Depuis la diffusion de Number 12, ce député du camp au pouvoir, dont le nom a été cité par un responsable de la fédération ghanéenne dans le documentaire, est particulièrement remonté contre les méthodes d’Anas. Il l’accuse de franchir la ligne rouge en proposant des pots-de-vin à ses interlocuteurs dans le but de les piéger. Il a d’ailleurs tenté de le poursuivre pour corruption.

Anaïs, à peine 40 ans, vit caché dans sa longue djellaba, le visage camouflé par un voile de colliers de perles rouges.
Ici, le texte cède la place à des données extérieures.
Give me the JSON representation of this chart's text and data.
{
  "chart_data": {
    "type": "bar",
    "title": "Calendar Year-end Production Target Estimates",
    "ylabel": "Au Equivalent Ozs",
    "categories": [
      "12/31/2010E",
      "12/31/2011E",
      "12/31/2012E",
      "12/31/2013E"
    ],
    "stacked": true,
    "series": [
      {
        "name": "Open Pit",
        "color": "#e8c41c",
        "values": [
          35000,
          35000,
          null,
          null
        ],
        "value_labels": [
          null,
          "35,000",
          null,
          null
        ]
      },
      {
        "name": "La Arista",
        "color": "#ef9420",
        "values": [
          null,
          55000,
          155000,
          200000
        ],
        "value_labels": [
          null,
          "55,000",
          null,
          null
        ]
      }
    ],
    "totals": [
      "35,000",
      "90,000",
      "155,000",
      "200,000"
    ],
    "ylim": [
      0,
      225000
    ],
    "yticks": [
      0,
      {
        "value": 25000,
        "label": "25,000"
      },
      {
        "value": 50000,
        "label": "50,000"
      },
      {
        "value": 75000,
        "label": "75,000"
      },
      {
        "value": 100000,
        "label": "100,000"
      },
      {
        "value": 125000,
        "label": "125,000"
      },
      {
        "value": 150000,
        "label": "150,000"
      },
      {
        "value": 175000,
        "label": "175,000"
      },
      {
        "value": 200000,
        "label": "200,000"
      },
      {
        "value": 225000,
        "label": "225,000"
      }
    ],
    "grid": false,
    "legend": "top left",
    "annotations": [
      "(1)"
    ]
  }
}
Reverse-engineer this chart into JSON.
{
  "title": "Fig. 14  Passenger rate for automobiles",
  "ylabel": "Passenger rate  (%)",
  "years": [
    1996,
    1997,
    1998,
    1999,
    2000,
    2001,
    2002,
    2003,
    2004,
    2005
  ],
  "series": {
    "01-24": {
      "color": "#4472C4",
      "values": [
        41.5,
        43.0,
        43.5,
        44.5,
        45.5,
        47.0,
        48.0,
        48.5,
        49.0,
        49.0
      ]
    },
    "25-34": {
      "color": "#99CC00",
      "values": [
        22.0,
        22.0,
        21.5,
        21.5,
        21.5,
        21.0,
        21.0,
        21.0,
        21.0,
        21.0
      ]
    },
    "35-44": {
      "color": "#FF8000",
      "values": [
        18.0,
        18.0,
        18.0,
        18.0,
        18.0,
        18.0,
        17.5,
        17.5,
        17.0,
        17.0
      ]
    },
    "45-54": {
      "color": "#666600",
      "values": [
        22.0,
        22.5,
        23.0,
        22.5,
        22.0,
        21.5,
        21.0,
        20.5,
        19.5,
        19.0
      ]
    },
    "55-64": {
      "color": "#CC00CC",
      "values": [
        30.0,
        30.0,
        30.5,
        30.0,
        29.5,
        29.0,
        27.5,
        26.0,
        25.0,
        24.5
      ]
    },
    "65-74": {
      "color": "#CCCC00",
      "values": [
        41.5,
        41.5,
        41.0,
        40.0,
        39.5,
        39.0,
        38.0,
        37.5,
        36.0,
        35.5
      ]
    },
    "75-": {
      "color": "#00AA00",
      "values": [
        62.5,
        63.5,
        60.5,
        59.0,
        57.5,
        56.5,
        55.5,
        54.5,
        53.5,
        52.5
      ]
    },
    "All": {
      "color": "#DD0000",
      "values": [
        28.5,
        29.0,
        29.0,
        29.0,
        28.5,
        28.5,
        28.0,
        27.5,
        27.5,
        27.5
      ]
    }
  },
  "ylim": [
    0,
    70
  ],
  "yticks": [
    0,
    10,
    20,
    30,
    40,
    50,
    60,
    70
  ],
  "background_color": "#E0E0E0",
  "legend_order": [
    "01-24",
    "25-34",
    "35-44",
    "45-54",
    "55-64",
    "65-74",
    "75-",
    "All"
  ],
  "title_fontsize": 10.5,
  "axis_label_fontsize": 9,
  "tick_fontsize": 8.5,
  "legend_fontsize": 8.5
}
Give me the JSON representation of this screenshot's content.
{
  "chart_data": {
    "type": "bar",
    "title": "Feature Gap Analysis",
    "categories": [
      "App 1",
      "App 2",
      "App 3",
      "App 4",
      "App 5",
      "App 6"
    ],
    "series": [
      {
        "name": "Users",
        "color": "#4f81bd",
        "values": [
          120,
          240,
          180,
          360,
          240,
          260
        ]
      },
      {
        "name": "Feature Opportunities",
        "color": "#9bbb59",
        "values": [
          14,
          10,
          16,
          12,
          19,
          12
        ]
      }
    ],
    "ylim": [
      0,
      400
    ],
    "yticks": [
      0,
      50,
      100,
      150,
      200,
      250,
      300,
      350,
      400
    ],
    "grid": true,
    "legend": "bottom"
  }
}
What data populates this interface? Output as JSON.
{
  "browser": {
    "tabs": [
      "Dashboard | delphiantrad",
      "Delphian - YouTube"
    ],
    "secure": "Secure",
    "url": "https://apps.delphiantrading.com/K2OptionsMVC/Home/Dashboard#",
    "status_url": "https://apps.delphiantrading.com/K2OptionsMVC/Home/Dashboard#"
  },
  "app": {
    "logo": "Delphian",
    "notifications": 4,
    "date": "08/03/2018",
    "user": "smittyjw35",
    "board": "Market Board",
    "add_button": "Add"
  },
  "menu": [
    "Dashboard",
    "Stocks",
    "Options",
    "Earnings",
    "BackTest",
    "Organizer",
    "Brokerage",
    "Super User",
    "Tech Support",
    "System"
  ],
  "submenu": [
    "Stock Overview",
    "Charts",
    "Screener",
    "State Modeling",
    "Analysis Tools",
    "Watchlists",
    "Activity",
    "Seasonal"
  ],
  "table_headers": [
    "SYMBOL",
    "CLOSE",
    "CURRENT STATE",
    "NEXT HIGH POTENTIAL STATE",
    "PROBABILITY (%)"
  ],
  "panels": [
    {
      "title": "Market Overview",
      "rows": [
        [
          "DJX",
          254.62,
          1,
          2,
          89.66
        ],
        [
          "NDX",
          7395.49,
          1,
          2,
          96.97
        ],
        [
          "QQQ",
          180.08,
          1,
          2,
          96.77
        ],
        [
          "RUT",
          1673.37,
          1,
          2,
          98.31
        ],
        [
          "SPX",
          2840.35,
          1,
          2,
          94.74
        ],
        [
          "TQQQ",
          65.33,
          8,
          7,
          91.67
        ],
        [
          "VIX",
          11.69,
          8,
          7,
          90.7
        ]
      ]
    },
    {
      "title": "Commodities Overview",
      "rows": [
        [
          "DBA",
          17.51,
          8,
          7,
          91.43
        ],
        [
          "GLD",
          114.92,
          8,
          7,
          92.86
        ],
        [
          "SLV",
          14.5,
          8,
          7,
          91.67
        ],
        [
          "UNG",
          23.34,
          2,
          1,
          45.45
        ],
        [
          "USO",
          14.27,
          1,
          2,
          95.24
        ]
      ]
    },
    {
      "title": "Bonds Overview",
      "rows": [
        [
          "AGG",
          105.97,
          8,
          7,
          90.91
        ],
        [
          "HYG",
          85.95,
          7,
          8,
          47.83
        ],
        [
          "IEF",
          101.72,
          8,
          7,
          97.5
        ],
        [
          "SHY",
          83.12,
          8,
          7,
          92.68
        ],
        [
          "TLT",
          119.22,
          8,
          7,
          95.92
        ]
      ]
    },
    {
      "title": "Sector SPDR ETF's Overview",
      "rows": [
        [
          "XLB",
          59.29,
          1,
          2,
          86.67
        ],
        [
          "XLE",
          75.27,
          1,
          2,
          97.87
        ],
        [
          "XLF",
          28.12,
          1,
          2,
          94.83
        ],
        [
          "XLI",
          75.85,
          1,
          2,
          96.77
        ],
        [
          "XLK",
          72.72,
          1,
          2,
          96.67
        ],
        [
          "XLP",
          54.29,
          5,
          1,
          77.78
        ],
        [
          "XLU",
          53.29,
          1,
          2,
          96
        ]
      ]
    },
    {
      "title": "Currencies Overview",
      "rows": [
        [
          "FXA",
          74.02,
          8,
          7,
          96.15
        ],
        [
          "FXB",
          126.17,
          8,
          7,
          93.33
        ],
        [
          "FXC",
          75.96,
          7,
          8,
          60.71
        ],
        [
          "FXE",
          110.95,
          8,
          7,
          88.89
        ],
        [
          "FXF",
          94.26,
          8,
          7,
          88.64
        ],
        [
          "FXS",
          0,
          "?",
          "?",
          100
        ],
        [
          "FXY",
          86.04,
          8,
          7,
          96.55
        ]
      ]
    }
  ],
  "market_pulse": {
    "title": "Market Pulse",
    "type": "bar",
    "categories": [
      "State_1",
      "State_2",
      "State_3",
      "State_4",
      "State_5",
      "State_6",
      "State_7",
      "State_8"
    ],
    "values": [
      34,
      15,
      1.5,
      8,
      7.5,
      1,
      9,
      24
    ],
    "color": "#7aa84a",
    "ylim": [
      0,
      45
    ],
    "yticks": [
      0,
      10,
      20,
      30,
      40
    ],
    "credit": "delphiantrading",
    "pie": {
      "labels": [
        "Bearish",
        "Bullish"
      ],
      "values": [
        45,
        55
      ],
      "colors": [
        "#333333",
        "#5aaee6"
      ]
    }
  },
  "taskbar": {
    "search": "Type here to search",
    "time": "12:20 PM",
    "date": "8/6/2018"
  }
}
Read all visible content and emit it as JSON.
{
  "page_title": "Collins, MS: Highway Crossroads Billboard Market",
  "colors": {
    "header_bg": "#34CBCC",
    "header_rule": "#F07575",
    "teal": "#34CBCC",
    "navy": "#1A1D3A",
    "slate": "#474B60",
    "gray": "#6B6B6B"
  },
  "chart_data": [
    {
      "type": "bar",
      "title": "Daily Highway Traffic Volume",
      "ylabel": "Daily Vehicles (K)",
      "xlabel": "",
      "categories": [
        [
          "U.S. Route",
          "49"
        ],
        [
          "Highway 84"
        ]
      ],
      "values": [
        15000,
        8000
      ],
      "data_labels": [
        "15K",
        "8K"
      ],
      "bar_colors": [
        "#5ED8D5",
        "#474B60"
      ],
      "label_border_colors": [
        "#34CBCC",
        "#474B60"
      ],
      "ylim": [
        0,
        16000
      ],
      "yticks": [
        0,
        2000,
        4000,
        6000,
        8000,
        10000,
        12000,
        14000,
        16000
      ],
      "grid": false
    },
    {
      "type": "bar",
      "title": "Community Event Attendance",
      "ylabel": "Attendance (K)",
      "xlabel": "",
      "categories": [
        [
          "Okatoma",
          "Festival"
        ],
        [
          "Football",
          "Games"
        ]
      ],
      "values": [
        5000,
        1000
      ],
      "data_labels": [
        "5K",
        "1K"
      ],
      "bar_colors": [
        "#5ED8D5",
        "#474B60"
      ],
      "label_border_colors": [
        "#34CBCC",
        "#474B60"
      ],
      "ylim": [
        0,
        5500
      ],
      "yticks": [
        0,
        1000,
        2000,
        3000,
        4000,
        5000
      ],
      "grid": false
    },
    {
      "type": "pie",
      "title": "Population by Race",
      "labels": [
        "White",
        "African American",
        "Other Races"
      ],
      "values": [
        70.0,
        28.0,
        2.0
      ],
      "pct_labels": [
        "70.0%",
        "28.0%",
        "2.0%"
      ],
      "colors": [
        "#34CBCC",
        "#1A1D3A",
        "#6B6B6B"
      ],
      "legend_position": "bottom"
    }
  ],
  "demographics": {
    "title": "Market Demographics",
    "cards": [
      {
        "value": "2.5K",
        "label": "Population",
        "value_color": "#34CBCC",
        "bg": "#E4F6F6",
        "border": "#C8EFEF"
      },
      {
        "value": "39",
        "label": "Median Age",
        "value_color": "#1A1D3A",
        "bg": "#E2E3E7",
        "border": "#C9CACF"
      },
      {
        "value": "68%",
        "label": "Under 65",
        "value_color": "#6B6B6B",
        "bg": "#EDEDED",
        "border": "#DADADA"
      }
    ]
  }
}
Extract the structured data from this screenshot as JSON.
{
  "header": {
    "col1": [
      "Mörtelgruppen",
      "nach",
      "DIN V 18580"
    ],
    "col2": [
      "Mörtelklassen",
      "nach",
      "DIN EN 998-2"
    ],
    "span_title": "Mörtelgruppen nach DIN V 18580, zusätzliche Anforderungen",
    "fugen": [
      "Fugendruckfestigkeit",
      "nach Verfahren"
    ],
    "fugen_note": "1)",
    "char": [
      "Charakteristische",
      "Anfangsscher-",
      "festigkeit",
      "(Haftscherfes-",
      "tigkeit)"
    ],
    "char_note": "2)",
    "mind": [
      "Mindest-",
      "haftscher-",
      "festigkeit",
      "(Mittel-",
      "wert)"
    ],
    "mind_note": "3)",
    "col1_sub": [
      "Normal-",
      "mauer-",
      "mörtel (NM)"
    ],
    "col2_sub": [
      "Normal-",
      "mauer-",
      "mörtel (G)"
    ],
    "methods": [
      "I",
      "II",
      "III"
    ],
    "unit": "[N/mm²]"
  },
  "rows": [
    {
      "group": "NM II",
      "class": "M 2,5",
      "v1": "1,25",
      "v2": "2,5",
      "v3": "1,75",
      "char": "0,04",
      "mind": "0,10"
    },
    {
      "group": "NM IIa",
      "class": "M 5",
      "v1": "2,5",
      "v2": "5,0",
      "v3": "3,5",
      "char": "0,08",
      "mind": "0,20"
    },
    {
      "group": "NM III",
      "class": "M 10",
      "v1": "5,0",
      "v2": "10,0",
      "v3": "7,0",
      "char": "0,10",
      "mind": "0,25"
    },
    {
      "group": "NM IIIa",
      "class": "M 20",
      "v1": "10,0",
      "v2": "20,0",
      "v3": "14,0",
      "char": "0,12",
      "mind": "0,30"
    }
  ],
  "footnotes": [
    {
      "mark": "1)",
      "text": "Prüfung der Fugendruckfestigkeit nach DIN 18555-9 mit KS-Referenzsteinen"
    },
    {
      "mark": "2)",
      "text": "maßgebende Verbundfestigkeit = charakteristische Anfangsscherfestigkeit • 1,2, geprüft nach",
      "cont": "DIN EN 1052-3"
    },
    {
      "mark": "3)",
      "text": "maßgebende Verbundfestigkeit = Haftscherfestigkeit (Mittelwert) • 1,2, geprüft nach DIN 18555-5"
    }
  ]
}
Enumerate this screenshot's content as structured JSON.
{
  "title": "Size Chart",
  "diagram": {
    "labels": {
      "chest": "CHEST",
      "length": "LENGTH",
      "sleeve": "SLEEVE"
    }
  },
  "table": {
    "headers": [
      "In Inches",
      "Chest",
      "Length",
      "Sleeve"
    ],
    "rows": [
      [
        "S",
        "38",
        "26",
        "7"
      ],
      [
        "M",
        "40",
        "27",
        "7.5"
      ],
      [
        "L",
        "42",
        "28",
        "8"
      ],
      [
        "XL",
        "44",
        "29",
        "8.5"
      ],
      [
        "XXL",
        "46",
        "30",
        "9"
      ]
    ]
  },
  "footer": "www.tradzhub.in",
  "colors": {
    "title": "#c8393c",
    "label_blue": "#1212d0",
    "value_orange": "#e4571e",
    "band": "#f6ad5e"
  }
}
C’est ainsi qu’il apparaît en public.  C’est le prix à payer pour exercer le style de journalisme qu’il a fait sien. Il le résume en trois mots : « Name, shame and jail » (nommer, faire honte, emprisonner). Après avoir recueilli les preuves en caméra cachée, il poursuit en justice et témoigne. C’est ainsi qu’il a fait tomber en 15 ans des proxénètes, des juges (une trentaine, l’affaire est toujours en cours), un pédophile, des contrebandiers.

C’est avec des robes , des perruques qu’il change comme un caméléon pour infiltrer les différents milieux sur lesquels il enquête. « Je ne piège pas les gens, je fais des opérations d’infiltration. C’est différent. C’est une pratique très répandue dans des médias comme CNN,  BBC, Al Jazeera… et j’applique les mêmes règles qu’eux », se justifie celui qui dit s’être habitué aux « attaques » et aux « menaces de mort ».

Number 12 avait atteint un degré de violence et de menaces indescriptibles. « On m’a traité d’assassin, on a dit que je devais être pendu », dit Anas. Mais la police n’a jamais voulu les protéger ou ouvrir une enquête . Maintenant qu’Ahmed Hussein a été abattu, le département des enquêtes criminelles de la police est chargé de l’enquête pour identifier ses meurtriers. « J’attends que la police arrête dans les plus brefs délais les auteurs de ce crime haineux », a déclaré  sur Twitter le président ghanéen Nana Akufo-Addo. Une grosse éclaboussure sur le mandat d’un président avocat et sur l’image du Ghana qui entre dans la vilaine liste des pays où on tue les journalistes  . Comme le disait Édouard Koutnetzov en 1981: 《 En régime de tyrannie, le mot est un acte》.